Sabemos que el desarrollo es un fenómeno multifacético. Hoy en día es inaceptable reducirlo a su sola dimensión económica, aunque ese aspecto del desarrollo posea una importancia imposible de desconocer. Junto con la creación de riqueza, se hace necesario un decisivo avance en los ámbitos social y político de modo que se haga posible que ella se distribuya equitativamente entre la población y que, por tanto, se traduzca en un verdadero bienestar colectivo.

Hablar de gobernabilidad equivale a plantearse las cuestiones relativas a ese desarrollo económico, social y político. Significa, en un sentido general, propiciar las condiciones para que un Estado y una sociedad puedan movilizar con eficiencia sus recursos hacia el cumplimiento de ciertas metas definidas.

En efecto, los grandes objetivos que se traza una sociedad –por ejemplo, el de la industrialización o el de la reducción de la pobreza– no se obtienen  simplemente por un acto de voluntad política. No basta la determinación de un gobierno ni es suficiente, siquiera, un amplio consenso político y social para que ciertas metas de transformación colectiva sean efectivamente alcanzadas. Si la voluntad de obrar es importante lo es, en igual o mayor medida, la existencia de ciertas condiciones en la organización social, ciertos arreglos duraderos entre Estado y sociedad que permitan que esa voluntad y la acción de gobernantes y gobernados rinda los resultados deseados. Es necesario, en pocas palabras, que esa sociedad sea gobernable.

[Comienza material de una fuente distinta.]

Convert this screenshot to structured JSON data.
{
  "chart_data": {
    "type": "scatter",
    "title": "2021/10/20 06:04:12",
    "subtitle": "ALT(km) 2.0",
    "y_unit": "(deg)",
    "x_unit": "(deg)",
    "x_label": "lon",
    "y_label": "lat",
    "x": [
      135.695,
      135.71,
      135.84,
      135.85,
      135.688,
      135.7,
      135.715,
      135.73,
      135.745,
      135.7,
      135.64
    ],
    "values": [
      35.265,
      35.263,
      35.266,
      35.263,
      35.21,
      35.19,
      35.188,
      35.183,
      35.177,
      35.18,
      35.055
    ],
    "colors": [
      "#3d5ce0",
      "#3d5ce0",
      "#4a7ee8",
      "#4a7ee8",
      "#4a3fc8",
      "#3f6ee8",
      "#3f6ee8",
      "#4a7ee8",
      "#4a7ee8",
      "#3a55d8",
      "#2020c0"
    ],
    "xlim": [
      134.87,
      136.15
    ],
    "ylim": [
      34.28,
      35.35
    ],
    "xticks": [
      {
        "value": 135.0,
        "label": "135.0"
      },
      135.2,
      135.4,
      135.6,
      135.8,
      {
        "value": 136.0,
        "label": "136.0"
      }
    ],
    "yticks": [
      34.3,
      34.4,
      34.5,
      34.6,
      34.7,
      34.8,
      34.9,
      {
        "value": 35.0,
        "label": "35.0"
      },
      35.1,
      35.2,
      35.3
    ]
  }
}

Ahora bien, no es fácil precisar qué es lo que  se ha de entender por una sociedad gobernable. Lo seguro, en todo caso, es que no cabe confundir la gobernabilidad con la sumisión o docilidad de una sociedad a sus autoridades de turno. Antes bien, puede significar lo contrario: la relativa autonomía de una sociedad respecto de sus gobernantes transitorios, en la medida en que aquélla ha asimilado cierto orden duradero, cierta forma de organizarse eficiente –es decir, acatada y cumplida por sus pobladores– y que no cambia con el viento.

Lo dicho nos remite con mucha naturalidad, desde luego, al tema de la institucionalidad. Los esfuerzos que se hacen en un país podrán ser fructíferos, y una sociedad podrá avanzar hacia una meta definida, en la medida en que existan ciertos modos de actuar permanentes, y por tanto previsibles, y sujetos a reglas generales y no al capricho personal. En sus grandes rasgos, la consolidación de las instituciones –proceso vinculado muy estrechamente con el fortalecimiento del Estado de Derecho– se encuentra en la base de la gobernabilidad que, a su vez, es factor indispensable del desarrollo.

Se ha dicho, por otro lado, que una de las características del subdesarrollo es la falta de acumulación. Al respecto es necesario comprender que esta afirmación no se refiere única ni principalmente a la acumulación de bienes materiales; se relaciona, en medida muy importante, con el incremento del saber, es decir, con el aprendizaje que se deriva de las experiencias colectivas, el que permite corregir errores, afinar las políticas que se deben seguir y desechar las que se revelen como  defectuosas y repetir las que hubieren resultado exitosas. Hay bastante más que decir sobre el tema. Lo haremos más adelante.